To the Editor of Liberty:
Joseph Labadie would have us help the Democratic party in the recent campaign because of its alleged free trade tendency and because Jefferson, the founder of that party, believed in less government. He goes even further. In his delineation (what a cranky notion!) he puts the Democrats and the free traders on the same level with the Anarchists.
Though I am as much opposed to the idea of “setting ourselves away from the common herd” as Mr. Labadie himself, I don’t feel very much inclined to accept that company. The record of the Democratic party as lovers of liberty does not seem to me such as to invite the admiration of an Anarchist. If I am not mistaken, it was that party that fought against the abolition of slavery, and it was left to the administration of the same party to make conspiracy laws in opposition to labor organizations and free speech.
Jefferson believed that that is the best government which governs the least. But the Democrats of today believe in that truth as much as the Christians in the teachings of Jesus and his apostles, who declared that he should not eat who did not work. Still I don’t believe that Labadie would advise us to join the church because the ancient Christians entertained such and many other Anarchistic views.
If there is any Anarchistic value at all in tariff reform, we ought to give credit for it to the Republican rather than to the Democratic party, for it was the representatives of the former who advocated it first. Besides, should we not give as much credit to the Republican party for its intention to reduce the internal revenue system as to the Democratic party for its intention to reduce the tariff? What does it matter to us, Anarchists, where the reduction of the income of the government is made? “But tariff reform would lead to free trade, and what is free trade but Anarchy in exchange of products?” I hear Labadie exclaim. And a reduction of the internal revenue would lead to free whiskey, and what is free whiskey but anti-prohibition, which you, Mr. Labadie, have put in your delineation even higher than Anarchism? I reply.

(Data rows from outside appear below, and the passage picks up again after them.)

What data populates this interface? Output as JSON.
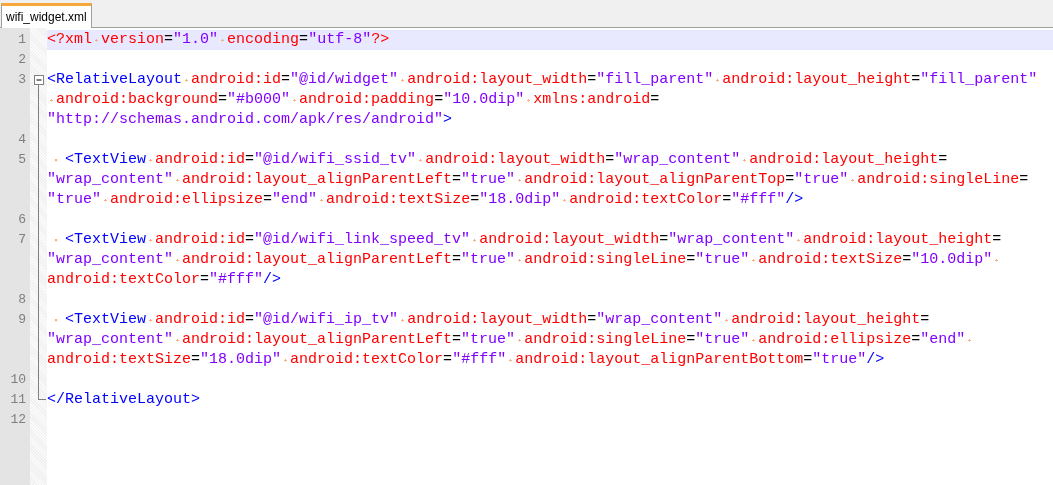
{
  "tabs": [
    {
      "label": "wifi_widget.xml",
      "selected": true
    }
  ],
  "lines": [
    {
      "number": "1",
      "current": true,
      "rows": [
        "<?xml version=\"1.0\" encoding=\"utf-8\"?>"
      ]
    },
    {
      "number": "2",
      "current": false,
      "rows": [
        ""
      ]
    },
    {
      "number": "3",
      "current": false,
      "expanded": true,
      "rows": [
        "<RelativeLayout android:id=\"@id/widget\" android:layout_width=\"fill_parent\" android:layout_height=\"fill_parent\"",
        " android:background=\"#b000\" android:padding=\"10.0dip\" xmlns:android=",
        "\"http://schemas.android.com/apk/res/android\">"
      ],
      "children": [
        {
          "number": "4",
          "current": false,
          "rows": [
            ""
          ]
        },
        {
          "number": "5",
          "current": false,
          "rows": [
            "  <TextView android:id=\"@id/wifi_ssid_tv\" android:layout_width=\"wrap_content\" android:layout_height=",
            "\"wrap_content\" android:layout_alignParentLeft=\"true\" android:layout_alignParentTop=\"true\" android:singleLine=",
            "\"true\" android:ellipsize=\"end\" android:textSize=\"18.0dip\" android:textColor=\"#fff\"/>"
          ]
        },
        {
          "number": "6",
          "current": false,
          "rows": [
            ""
          ]
        },
        {
          "number": "7",
          "current": false,
          "rows": [
            "  <TextView android:id=\"@id/wifi_link_speed_tv\" android:layout_width=\"wrap_content\" android:layout_height=",
            "\"wrap_content\" android:layout_alignParentLeft=\"true\" android:singleLine=\"true\" android:textSize=\"10.0dip\" ",
            "android:textColor=\"#fff\"/>"
          ]
        },
        {
          "number": "8",
          "current": false,
          "rows": [
            ""
          ]
        },
        {
          "number": "9",
          "current": false,
          "rows": [
            "  <TextView android:id=\"@id/wifi_ip_tv\" android:layout_width=\"wrap_content\" android:layout_height=",
            "\"wrap_content\" android:layout_alignParentLeft=\"true\" android:singleLine=\"true\" android:ellipsize=\"end\" ",
            "android:textSize=\"18.0dip\" android:textColor=\"#fff\" android:layout_alignParentBottom=\"true\"/>"
          ]
        },
        {
          "number": "10",
          "current": false,
          "rows": [
            ""
          ]
        },
        {
          "number": "11",
          "current": false,
          "rows": [
            "</RelativeLayout>"
          ]
        }
      ]
    },
    {
      "number": "12",
      "current": false,
      "rows": [
        ""
      ]
    }
  ]
}
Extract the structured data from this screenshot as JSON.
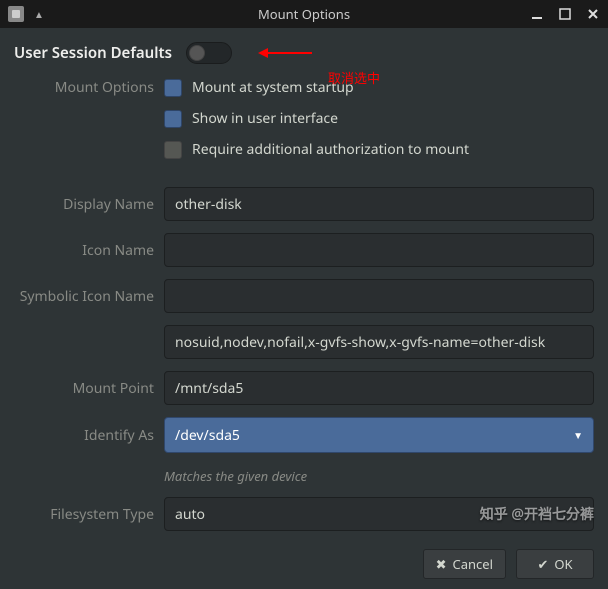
{
  "titlebar": {
    "title": "Mount Options"
  },
  "usd": {
    "label": "User Session Defaults",
    "annotation": "取消选中"
  },
  "labels": {
    "mount_options": "Mount Options",
    "display_name": "Display Name",
    "icon_name": "Icon Name",
    "symbolic_icon_name": "Symbolic Icon Name",
    "mount_point": "Mount Point",
    "identify_as": "Identify As",
    "filesystem_type": "Filesystem Type"
  },
  "checks": {
    "startup": "Mount at system startup",
    "show_ui": "Show in user interface",
    "require_auth": "Require additional authorization to mount"
  },
  "values": {
    "display_name": "other-disk",
    "icon_name": "",
    "symbolic_icon_name": "",
    "options_string": "nosuid,nodev,nofail,x-gvfs-show,x-gvfs-name=other-disk",
    "mount_point": "/mnt/sda5",
    "identify_as": "/dev/sda5",
    "identify_helper": "Matches the given device",
    "filesystem_type": "auto"
  },
  "buttons": {
    "cancel": "Cancel",
    "ok": "OK"
  },
  "watermark": "知乎 @开裆七分裤"
}
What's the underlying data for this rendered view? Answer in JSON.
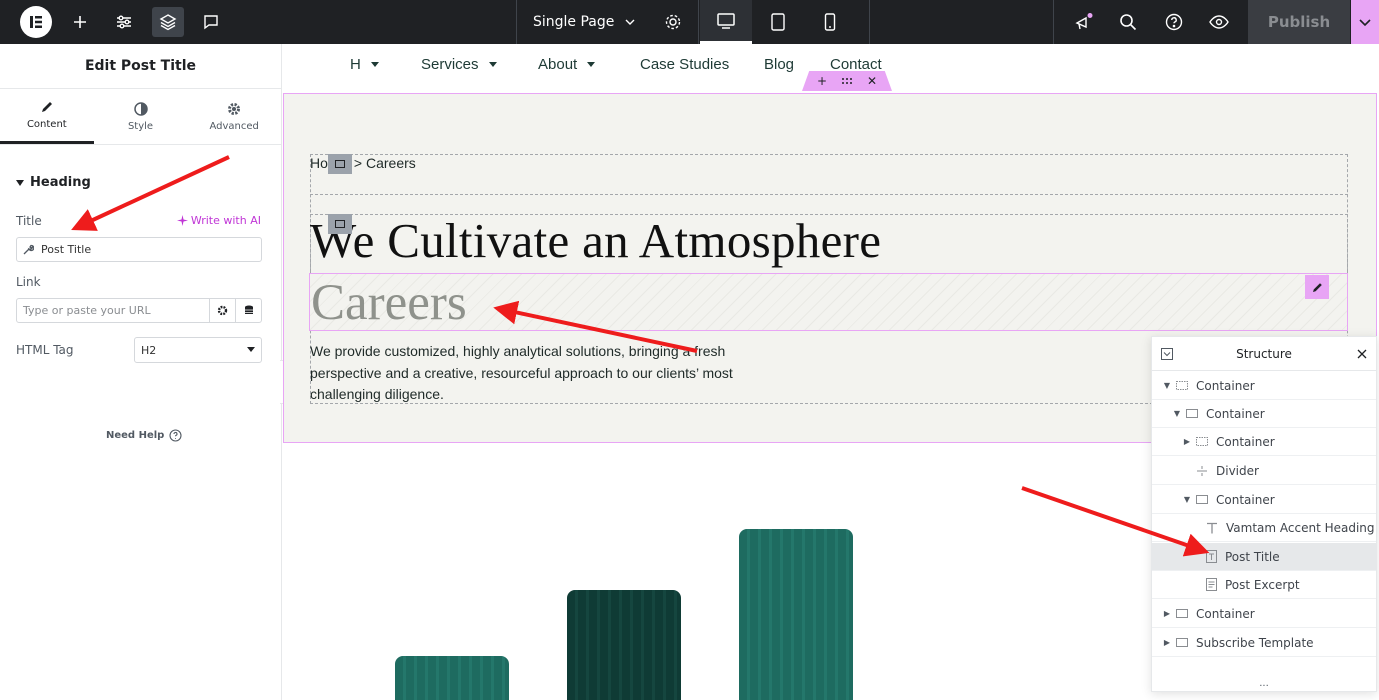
{
  "topbar": {
    "page_selector": "Single Page",
    "publish": "Publish"
  },
  "panel": {
    "title": "Edit Post Title",
    "tabs": [
      {
        "label": "Content"
      },
      {
        "label": "Style"
      },
      {
        "label": "Advanced"
      }
    ],
    "section": "Heading",
    "title_label": "Title",
    "write_ai": "Write with AI",
    "title_value": "Post Title",
    "link_label": "Link",
    "link_placeholder": "Type or paste your URL",
    "html_tag_label": "HTML Tag",
    "html_tag_value": "H2",
    "need_help": "Need Help"
  },
  "nav": {
    "items": [
      {
        "label": "H",
        "dropdown": true
      },
      {
        "label": "Services",
        "dropdown": true
      },
      {
        "label": "About",
        "dropdown": true
      },
      {
        "label": "Case Studies",
        "dropdown": false
      },
      {
        "label": "Blog",
        "dropdown": false
      },
      {
        "label": "Contact",
        "dropdown": false
      }
    ]
  },
  "hero": {
    "crumb_home": "Ho",
    "crumb_rest": "> Careers",
    "accent_heading": "We Cultivate an Atmosphere",
    "post_title": "Careers",
    "excerpt": "We provide customized, highly analytical solutions, bringing a fresh perspective and a creative, resourceful approach to our clients’ most challenging diligence."
  },
  "structure": {
    "title": "Structure",
    "rows": [
      {
        "label": "Container"
      },
      {
        "label": "Container"
      },
      {
        "label": "Container"
      },
      {
        "label": "Divider"
      },
      {
        "label": "Container"
      },
      {
        "label": "Vamtam Accent Heading"
      },
      {
        "label": "Post Title"
      },
      {
        "label": "Post Excerpt"
      },
      {
        "label": "Container"
      },
      {
        "label": "Subscribe Template"
      }
    ],
    "more": "..."
  },
  "colors": {
    "accent_pink": "#e8a5f5",
    "ai_purple": "#c036d6",
    "arrow_red": "#ee1c1c",
    "bar_green": "#1e6b60"
  }
}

Free trade! Anarchy in exchange of products! What a blessing! Still I hear that the condition of the laboring class of England under free trade is still worse than in this country. The papers tell horrible stories of the misery and want which prevail among the inhabitants of certain quarters of the city of London. Why, cannot they freely exchange their products and get whatever they want? Fool, they have no products! The capitalists steal the products of labor in England even easier than in the United States. They simply tell their working men and women: “Work for next to nothing, or I will have my goods made in another country where people of your class work for nothing.” You see, it is the capitalist, not the workingman, who is getting the benefits of that freedom of exchange. Then I thought that William B. Greene was right when he said that it is well to have just weights when we have a just balance, but when we have an unjust balance, we must have unjust weights also.
“And the finance!” I hear again somebody exclaim! “Did not Grover Cleveland express such remarkable views on that problem that even the stiffest plumb-liner, the editor of Liberty, could not help acknowledging them?”
Well, and what of it? What would not a politician say in order to catch votes? Did not Moses, the author of the first political platform, promise the Jews to lead them into a land which flows milk and honey, but led them into a terrible wilderness to destroy them instead? What ruler, what tyrant did not promise many a good thing before he got into power in order to gain the confidence of his victims? Was it not with a view to catch the Greenbackers’ votes that Cleveland expressed some sound views on finance?
These, Mr. Editor, are my notions. Are they sound or cranky?
M. Franklin.
New Haven, Connecticut.
[Mr. Franklin makes one good point. I agree with him that Anarchists have no more reason to support the Democratic party because its founder, Jefferson, was Anarchistic than to support the Christian church because Christ was to some extent Anarchistic. But in parts of his reply to Labadie he falls into errors of logic and fact which our Detroit comrade will have little difficulty in exposing if he thinks it worth while. Attending, for my part, only to the last part of Mr. Franklin’s letter, I dissent from the view that Cleveland told some financial truth in order to catch Greenback votes. The truth he uttered was put forward as an argument against the retention of the treasury surplus, and the question of the surplus figured in this campaign, not in its relation to Greenback theories, but in its relation to tariff reform. Seeing that his argument was good against the surplus, he used it, forgetting that he was thereby lending aid and comfort to the Greenbackers and the free money men. But it does not make a particle of difference what his motive was. By some chance or for some reason he gave most prominent expression to a fundamental principle in Anarchistic economics, and as soon as he had done so it became my duty as a vigilant Anarchistic journalist to point out the real nature of his utterance. In thus acting I did not say or even hint that Cleveland was therefore worthy of any Anarchistic support. But Mr. Franklin, who sits up nights to catch Liberty napping and sheds tears in the morning when he has failed, made haste to put this interpretation upon my words. He has no warrant for doing so. — Editor Liberty.]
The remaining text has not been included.